I was delighted to see the unusual friendship witnessed in the previous two books in this series between Ivo the crime reporter on the Courier and Grace Fisher is still going strong even while questioning the wisdom of this pairing. It isn’t as though Grace isn’t aware of the recent phone hacking scandal and the resultant need to keep any contact between the Police and the press strictly above-board.
The Special Girls, while focussed on an uncomfortable subject has its attention on the effects of the crime rather than the details of the crime itself, except where absolutely necessary. The power games within the police are exposed because of the political hot potato that this particular crime has become which goes against Grace’s belief that the police are there to protect the public, not themselves. We also here from the father of one of the girls under Ned Chesham’s care, in what feels like an authentic look at life with a daughter with an eating disorder. None of the elements are overly laboured but together the political and the personal are built into a crime that is not only a whodunit but reflects contemporary views and issues in an incredibly effective manner.
There is of course a fair bit of Grace’s personal life which feeds back to the main story arc that began with her being ostracised by her old force when she made a complaint about another officer, one who happened to be her husband. This time around it seems as though Grace has finally found her feet but how far can she do to appease her superiors and protect those who she feels require it.

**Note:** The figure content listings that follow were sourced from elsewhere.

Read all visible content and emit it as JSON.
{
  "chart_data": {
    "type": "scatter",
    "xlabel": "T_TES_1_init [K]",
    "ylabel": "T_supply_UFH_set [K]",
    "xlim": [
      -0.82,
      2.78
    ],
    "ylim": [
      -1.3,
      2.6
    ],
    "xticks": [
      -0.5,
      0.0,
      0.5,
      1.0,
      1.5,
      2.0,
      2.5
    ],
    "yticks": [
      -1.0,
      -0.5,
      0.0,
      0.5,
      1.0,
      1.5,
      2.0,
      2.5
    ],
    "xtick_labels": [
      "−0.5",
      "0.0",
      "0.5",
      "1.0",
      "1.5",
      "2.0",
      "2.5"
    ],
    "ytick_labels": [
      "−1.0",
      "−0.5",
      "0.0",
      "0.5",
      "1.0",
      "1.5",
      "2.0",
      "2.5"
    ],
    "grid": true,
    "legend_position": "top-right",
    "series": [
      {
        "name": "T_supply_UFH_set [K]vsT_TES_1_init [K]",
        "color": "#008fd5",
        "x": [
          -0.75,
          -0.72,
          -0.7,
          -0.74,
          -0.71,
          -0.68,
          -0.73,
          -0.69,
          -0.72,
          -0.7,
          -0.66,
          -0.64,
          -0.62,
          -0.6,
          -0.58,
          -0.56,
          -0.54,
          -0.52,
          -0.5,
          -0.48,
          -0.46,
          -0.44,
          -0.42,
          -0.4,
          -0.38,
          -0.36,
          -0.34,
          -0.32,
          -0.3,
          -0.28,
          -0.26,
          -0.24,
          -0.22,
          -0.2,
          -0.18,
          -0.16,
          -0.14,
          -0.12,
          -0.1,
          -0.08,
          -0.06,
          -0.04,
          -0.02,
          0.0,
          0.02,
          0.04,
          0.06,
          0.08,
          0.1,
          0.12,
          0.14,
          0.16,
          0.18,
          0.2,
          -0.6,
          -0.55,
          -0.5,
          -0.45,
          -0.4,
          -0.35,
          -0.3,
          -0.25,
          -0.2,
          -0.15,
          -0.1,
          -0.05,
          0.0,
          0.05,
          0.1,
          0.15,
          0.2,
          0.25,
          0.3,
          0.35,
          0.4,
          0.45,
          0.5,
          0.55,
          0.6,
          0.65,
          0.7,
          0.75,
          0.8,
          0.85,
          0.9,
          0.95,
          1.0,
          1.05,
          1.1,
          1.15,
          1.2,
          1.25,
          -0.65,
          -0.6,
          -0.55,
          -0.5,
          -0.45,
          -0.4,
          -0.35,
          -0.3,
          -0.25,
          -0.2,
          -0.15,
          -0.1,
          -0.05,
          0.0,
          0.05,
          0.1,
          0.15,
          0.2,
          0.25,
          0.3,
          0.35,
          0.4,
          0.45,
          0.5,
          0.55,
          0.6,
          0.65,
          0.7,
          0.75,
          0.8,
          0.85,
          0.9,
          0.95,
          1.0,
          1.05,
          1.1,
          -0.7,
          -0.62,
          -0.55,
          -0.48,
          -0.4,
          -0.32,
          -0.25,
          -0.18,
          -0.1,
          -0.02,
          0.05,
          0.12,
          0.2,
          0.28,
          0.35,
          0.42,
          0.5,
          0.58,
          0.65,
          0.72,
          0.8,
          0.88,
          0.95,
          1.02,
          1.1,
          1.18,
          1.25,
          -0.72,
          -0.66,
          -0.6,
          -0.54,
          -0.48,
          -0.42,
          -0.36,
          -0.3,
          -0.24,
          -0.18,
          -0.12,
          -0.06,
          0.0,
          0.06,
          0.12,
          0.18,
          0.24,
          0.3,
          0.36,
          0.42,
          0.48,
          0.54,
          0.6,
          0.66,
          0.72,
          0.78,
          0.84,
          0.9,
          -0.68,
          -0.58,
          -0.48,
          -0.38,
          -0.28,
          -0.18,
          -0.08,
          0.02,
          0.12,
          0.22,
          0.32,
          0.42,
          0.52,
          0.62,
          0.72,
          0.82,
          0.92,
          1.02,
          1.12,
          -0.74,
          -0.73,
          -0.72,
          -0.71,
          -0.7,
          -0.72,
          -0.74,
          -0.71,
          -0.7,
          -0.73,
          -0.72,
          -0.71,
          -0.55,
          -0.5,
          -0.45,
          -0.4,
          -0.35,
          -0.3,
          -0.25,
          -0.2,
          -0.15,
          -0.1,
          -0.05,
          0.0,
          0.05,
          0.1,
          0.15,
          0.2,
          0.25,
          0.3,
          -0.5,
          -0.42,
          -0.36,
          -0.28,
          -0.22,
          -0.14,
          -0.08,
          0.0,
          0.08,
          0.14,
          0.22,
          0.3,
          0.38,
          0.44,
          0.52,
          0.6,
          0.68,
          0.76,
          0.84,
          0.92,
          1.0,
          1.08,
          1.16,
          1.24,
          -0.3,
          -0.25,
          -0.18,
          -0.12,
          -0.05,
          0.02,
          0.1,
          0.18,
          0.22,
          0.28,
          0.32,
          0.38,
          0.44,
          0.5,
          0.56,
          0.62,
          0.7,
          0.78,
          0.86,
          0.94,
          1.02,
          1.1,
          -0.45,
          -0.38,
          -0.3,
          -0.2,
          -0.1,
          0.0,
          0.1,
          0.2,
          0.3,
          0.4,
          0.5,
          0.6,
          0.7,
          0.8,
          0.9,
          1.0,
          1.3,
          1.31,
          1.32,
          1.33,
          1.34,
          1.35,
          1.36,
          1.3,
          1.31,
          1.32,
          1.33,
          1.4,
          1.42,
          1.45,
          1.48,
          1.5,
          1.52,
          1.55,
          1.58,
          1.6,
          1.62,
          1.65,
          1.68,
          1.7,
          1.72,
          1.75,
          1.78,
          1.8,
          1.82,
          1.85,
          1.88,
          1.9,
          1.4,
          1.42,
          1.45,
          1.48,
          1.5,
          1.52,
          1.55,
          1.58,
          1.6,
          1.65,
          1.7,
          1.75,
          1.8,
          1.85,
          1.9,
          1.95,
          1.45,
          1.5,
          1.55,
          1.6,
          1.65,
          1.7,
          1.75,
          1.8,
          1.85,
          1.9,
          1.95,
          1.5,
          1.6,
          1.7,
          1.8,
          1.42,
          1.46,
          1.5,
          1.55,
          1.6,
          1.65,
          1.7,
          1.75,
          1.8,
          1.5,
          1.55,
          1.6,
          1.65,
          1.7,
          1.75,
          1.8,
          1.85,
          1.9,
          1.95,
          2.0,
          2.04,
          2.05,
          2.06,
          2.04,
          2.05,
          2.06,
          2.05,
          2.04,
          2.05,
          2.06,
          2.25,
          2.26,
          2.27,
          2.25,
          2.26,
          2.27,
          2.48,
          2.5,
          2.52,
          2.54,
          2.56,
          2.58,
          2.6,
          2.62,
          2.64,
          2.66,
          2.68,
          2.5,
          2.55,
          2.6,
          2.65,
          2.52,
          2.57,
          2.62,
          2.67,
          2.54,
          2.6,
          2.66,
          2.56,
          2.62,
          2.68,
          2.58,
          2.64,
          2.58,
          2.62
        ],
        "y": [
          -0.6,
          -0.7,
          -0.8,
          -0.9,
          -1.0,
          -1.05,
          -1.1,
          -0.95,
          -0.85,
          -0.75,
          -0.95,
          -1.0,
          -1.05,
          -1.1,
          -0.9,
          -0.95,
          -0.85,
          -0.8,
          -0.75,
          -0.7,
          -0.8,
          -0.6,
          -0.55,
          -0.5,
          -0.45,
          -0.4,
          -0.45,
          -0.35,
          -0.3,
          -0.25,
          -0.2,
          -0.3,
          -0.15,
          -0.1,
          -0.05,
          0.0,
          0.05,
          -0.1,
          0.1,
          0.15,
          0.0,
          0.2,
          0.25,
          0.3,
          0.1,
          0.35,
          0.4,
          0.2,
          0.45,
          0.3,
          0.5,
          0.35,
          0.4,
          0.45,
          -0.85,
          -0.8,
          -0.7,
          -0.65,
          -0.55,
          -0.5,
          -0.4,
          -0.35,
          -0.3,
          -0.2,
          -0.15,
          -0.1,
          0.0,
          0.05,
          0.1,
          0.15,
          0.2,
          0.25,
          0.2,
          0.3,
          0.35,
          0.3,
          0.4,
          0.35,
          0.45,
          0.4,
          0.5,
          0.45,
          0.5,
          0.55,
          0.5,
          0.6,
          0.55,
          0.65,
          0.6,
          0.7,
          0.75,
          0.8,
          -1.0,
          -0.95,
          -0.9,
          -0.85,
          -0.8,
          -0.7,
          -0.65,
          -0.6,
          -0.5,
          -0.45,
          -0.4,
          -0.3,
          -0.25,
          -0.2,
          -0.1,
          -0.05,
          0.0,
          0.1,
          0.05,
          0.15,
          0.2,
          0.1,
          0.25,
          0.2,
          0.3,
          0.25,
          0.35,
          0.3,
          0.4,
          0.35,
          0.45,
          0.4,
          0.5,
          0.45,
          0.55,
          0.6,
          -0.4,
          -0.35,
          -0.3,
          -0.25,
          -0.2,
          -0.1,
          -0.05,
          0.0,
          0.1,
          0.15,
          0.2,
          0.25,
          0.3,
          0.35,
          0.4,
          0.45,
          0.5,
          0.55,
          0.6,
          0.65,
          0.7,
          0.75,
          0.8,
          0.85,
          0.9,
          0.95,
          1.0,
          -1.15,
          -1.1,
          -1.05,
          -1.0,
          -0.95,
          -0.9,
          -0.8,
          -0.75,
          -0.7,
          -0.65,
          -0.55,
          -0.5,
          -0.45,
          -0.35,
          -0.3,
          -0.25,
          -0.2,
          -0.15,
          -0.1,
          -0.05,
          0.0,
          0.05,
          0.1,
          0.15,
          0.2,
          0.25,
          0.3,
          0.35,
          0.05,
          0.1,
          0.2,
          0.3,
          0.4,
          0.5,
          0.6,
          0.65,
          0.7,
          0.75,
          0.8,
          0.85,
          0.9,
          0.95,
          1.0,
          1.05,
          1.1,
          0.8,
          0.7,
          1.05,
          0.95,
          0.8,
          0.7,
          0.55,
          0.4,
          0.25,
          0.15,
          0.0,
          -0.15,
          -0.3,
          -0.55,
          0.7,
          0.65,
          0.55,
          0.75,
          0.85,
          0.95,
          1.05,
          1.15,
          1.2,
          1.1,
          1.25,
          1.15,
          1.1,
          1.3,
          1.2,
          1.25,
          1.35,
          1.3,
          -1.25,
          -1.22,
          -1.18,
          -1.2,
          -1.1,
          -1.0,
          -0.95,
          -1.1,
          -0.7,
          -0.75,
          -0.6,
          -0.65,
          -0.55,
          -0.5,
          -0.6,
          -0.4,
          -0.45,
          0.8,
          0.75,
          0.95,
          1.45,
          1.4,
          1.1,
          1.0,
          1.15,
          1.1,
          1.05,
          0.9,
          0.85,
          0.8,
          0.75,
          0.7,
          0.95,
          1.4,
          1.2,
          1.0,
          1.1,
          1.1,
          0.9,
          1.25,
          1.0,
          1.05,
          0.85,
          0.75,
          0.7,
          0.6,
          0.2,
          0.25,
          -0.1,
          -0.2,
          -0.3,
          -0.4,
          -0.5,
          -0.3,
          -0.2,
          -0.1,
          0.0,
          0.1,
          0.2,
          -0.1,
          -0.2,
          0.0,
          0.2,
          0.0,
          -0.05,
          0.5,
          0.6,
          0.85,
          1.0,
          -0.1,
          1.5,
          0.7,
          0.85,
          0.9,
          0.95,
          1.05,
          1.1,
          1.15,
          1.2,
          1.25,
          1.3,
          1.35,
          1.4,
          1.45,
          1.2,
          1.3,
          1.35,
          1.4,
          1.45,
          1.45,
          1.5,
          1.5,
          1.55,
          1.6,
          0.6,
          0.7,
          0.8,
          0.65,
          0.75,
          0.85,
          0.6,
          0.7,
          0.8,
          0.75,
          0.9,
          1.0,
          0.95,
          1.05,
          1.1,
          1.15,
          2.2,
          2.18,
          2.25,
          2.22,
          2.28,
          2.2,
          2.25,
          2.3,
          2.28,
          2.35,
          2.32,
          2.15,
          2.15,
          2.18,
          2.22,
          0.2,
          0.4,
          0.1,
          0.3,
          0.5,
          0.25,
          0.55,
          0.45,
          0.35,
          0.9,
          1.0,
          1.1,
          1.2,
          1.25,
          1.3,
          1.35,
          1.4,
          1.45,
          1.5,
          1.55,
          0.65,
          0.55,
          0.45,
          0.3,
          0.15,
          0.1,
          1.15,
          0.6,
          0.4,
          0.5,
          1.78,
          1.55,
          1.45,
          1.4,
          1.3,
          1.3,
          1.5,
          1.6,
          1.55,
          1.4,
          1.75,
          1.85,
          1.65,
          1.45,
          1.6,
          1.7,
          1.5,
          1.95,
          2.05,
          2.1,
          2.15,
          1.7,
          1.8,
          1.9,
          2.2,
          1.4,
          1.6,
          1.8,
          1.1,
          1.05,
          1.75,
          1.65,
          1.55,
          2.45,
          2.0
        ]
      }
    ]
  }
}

This series is definitely worth following and The Special Girls has ensured that it stays on my ‘must-read’ list as I can’t resist intelligent contemporary crime fiction which is based on proper research thereby avoiding the clichés that some in this genre space fall into. Not only that it was an interesting read with perfect pace and clever plotting without forgetting that readers love a cast of characters that they believe in.
The Special Girls will be published today 6 April 2017 by Quercus who allowed me to read an advance review copy of this book. This unbiased review is my thanks to them.